Half a lifetime later, while perusing the dusty shelves of a used book store, I came across a copy of that almost forgotten book, presented so enthusiastically but naively by my long-ago English teacher. Now, as an adult, I decided to give it mature consideration; Ic can't believe what a treasure I had in my hands--how I had missed these pearls of human wisdom for decades! But it is never too late to recognize a jewel between covers.

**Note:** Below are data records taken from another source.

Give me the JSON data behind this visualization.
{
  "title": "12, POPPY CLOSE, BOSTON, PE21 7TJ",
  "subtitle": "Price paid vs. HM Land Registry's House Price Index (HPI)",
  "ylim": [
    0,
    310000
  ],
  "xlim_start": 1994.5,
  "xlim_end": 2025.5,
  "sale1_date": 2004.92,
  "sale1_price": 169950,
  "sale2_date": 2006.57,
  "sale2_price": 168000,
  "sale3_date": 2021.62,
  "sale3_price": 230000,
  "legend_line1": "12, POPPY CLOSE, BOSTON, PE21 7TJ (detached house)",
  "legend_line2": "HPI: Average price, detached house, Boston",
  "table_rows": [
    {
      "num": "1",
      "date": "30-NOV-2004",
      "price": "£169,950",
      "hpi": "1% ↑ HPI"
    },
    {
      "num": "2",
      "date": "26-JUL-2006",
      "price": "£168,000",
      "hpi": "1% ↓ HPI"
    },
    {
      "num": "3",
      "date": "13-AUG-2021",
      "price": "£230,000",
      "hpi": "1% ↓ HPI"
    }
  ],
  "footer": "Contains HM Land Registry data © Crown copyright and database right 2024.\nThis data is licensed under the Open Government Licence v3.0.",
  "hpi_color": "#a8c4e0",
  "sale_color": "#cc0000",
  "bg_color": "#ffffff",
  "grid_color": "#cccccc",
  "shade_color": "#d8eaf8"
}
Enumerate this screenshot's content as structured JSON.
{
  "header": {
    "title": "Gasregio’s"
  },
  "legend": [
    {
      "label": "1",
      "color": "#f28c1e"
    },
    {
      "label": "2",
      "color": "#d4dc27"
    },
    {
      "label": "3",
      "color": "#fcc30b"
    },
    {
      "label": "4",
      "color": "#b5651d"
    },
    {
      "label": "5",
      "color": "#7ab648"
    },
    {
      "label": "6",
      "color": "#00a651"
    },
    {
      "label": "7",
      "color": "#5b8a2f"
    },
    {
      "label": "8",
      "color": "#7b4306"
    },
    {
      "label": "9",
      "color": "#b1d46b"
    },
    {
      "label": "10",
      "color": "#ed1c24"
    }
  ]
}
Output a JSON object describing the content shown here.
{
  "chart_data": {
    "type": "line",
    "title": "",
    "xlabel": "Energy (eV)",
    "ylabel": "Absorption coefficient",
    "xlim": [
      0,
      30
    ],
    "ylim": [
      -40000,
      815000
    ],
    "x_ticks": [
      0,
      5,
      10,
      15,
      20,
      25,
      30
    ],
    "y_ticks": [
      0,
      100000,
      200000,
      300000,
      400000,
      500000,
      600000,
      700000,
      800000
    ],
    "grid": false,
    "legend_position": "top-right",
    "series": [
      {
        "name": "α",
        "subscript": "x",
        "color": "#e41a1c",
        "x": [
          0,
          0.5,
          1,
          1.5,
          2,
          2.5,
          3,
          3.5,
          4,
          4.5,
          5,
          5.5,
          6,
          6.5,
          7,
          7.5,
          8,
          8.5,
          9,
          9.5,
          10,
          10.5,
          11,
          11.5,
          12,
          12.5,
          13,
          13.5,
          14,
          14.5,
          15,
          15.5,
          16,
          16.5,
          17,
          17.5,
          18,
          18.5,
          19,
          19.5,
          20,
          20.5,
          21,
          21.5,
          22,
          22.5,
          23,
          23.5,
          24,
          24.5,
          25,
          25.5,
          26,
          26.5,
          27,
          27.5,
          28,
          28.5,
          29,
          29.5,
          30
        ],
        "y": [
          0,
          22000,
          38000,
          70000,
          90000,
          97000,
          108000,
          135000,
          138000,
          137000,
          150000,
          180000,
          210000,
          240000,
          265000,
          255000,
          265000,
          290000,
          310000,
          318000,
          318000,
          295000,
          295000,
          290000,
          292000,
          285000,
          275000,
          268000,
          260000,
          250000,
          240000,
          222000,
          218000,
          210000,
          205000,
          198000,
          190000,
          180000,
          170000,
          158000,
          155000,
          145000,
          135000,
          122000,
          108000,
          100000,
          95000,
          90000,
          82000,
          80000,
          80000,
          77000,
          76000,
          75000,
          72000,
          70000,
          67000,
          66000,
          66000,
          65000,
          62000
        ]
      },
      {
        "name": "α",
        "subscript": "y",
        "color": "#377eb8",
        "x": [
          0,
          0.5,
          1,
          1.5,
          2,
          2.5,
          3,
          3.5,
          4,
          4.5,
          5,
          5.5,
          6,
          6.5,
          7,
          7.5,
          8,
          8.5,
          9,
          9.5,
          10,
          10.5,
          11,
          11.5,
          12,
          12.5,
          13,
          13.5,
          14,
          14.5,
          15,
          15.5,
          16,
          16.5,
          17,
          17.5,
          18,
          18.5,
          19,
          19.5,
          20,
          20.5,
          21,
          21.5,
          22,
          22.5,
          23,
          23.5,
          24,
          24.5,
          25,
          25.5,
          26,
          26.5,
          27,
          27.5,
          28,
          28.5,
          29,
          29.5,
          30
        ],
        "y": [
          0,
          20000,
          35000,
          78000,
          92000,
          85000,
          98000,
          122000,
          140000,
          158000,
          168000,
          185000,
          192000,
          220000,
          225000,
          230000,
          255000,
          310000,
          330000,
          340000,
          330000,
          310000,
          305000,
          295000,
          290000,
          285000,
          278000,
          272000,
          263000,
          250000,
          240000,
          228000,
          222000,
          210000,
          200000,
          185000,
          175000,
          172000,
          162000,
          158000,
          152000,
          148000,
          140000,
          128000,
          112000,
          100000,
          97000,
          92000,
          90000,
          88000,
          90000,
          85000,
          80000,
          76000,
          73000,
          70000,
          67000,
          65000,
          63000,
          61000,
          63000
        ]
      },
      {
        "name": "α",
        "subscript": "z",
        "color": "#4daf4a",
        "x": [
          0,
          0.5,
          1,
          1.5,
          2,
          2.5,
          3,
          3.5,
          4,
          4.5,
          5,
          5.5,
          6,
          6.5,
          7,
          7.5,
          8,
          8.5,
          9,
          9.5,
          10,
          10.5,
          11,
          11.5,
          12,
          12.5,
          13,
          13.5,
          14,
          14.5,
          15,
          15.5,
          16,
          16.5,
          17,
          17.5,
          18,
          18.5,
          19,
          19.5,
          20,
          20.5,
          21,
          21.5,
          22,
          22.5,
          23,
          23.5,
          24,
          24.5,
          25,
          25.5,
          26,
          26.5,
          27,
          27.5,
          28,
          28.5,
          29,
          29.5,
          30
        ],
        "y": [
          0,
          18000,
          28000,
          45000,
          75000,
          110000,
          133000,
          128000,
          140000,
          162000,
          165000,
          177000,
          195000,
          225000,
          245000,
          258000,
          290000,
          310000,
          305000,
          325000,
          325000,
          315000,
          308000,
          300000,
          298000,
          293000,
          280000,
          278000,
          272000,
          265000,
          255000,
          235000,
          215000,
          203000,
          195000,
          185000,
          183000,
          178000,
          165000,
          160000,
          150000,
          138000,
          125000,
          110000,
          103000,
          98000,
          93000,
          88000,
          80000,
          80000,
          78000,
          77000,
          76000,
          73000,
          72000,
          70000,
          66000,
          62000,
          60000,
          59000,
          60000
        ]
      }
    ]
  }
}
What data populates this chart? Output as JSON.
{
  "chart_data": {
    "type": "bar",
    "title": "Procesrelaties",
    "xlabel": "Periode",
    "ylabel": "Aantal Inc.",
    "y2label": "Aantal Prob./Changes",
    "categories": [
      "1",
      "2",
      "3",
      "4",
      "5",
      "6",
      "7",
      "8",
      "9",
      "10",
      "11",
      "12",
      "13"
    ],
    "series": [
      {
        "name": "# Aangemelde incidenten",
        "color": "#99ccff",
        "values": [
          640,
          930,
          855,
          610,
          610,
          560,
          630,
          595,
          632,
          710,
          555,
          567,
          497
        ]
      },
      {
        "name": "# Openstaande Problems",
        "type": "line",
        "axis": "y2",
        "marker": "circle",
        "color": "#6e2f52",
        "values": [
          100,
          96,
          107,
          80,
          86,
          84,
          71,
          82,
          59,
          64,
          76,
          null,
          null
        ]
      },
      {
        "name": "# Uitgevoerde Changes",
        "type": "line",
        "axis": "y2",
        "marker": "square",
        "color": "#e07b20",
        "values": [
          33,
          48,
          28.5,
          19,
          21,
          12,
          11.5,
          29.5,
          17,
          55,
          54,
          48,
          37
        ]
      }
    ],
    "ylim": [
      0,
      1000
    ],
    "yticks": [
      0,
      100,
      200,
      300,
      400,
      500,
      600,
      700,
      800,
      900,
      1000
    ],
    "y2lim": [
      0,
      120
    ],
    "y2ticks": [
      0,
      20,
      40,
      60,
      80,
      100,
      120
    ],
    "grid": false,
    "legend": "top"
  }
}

The author felt impelled to take a retreat on an almost deserted island--perhaps to reflect at lesiure upon her roles as daughter, sister, wife, mother, woman and human being. As she strolls carelessly along the soothingly indifferent shore, she can not resist picking up vairous shells--all gifts, as it were, from the sea. Considering each type at length at days' end, she realizes that these various shells represent the the different stages of a woman's life. The bivalves, like butterly shells, remind her of the marriage bonds; the chambered nautilus reflects her home, which needs more rooms as the family expands. For Lindbergh each shell fills a special niche in the multitudinous roles which is a woman's privilege to perform. So I invite all thoughtful, sensitive women to plunge their hands into the foamy surf and contemplate the gifts from the sea...of Life. Don't be afraid to recall the stages of your own past, for all personal struggles have validity in one's private destiny. Lindbergh's gift to humanity is a her tender but timeless insight.